1 . Rail / point heater (3), which has a geothermal probe (4) and can be heated by geothermal energy, the rail / point heater (3) with a rail (1) or switch (2) can be brought into heat-transfer contact heat exchanger plate (5) and a geothermal probe (4) connected thereto and penetrating into the subsurface, characterized in that the heat exchanger plate (5) comprises an upper cover layer (8), a lower cover layer (9) and an intermediate layer (10) arranged therebetween.

2. rail / point heater according to claim 1,

characterized,

that in the geothermal probe (4) and the heat exchanger plate (5) at least one condensate and steam channel (6) is arranged, so that a heat transfer medium, in particular a refrigerant, can circulate in the manner of a heat pipe or a thermosyphon.

3. rail / point heater according to claim 1 or 2,

characterized,

the upper cover layer (8), the lower cover layer (9) and / or the intermediate layer (10) are formed from sheet metal.

4. rail / point heater according to one of claims 1 to 3,

characterized, the intermediate layer (10) has flow channels (1 1) for the heat transfer medium.

5. rail / point heater according to claim 4,

characterized,

that side walls of the flow channels (1 1) are formed by recesses of the material of the intermediate layer (10).

6. rail / point heater according to one of claims 1 to 5,

characterized,

that the heat exchanger plate (5) is flat and flat and can be brought by a Umformvorhang in a different shape.
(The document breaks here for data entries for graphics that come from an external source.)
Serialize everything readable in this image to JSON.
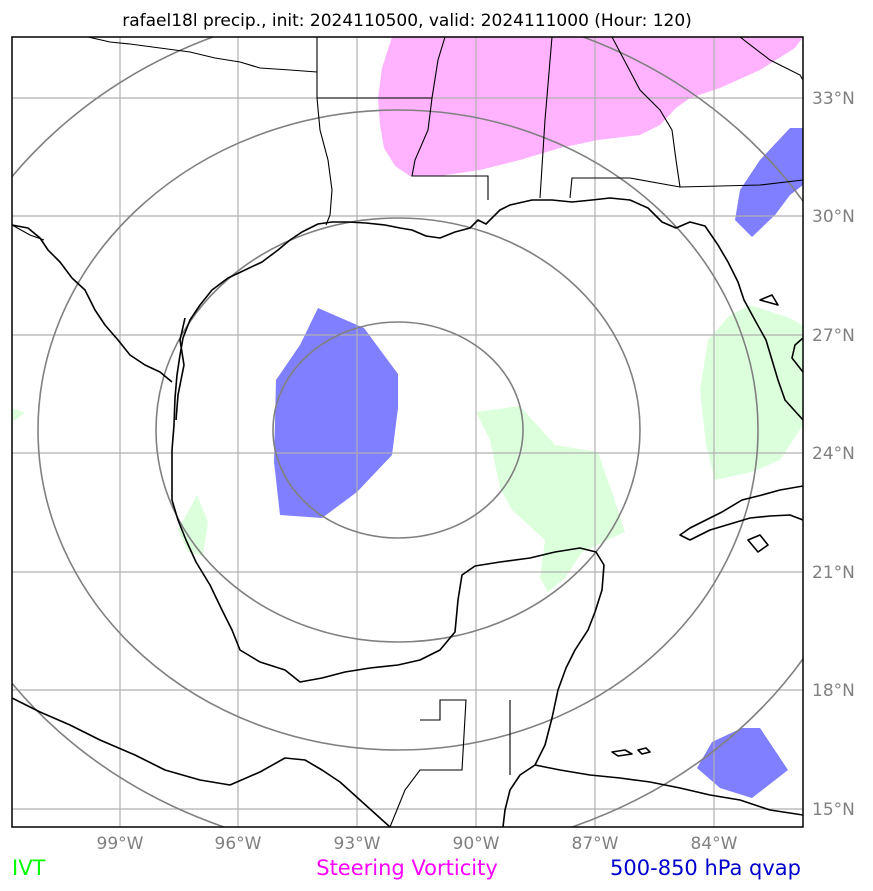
{
  "title": "rafael18l precip., init: 2024110500, valid: 2024111000 (Hour: 120)",
  "lat_ticks": [
    "33°N",
    "30°N",
    "27°N",
    "24°N",
    "21°N",
    "18°N",
    "15°N"
  ],
  "lon_ticks": [
    "99°W",
    "96°W",
    "93°W",
    "90°W",
    "87°W",
    "84°W"
  ],
  "legend": [
    {
      "label": "IVT",
      "color": "#00ff00"
    },
    {
      "label": "Steering Vorticity",
      "color": "#ff00ff"
    },
    {
      "label": "500-850 hPa qvap",
      "color": "#0000cc"
    }
  ],
  "layer_colors": {
    "ivt_fill": "#dcffdc",
    "vorticity_fill": "#ffb3ff",
    "qvap_fill": "#7f7fff",
    "range_rings": "#808080",
    "gridlines": "#b0b0b0"
  },
  "map": {
    "region": "Gulf of Mexico",
    "lon_range": [
      -101.7,
      -81.7
    ],
    "lat_range": [
      14.5,
      34.5
    ],
    "gridline_lons": [
      -99,
      -96,
      -93,
      -90,
      -87,
      -84
    ],
    "gridline_lats": [
      33,
      30,
      27,
      24,
      21,
      18,
      15
    ]
  }
}
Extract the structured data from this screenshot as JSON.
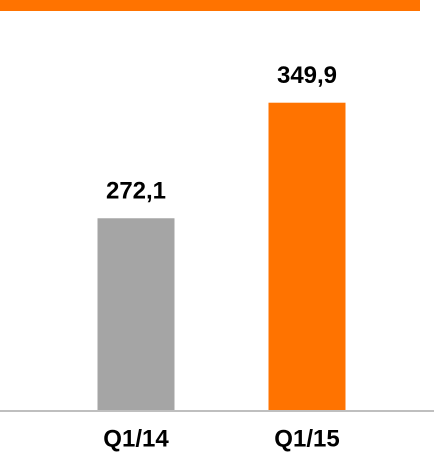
{
  "chart_data": {
    "type": "bar",
    "categories": [
      "Q1/14",
      "Q1/15"
    ],
    "values": [
      272.1,
      349.9
    ],
    "value_labels": [
      "272,1",
      "349,9"
    ],
    "colors": [
      "#a5a5a5",
      "#ff7300"
    ],
    "ylim": [
      143,
      380
    ]
  }
}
7. rail / point heater according to one of claims 1 to 6,

characterized,

the heat exchanger plate (5) is of stepped design and connected at the lowest point to the geothermal probe (4).

8. rail / point heater according to one of claims 1 to 7,

characterized,

that the geothermal probe (4) in the intermediate layer (10) inserted and with the upper cover layer (8) connected, in particular soldered, collar (12).

9. rail (1) or switch (2) with a rail / point heater (3) according to one of claims 1 to 8, wherein the heat exchanger plate (5) has a to the rail / turnout (1, 2) adapted shape and heat transfer connected to this.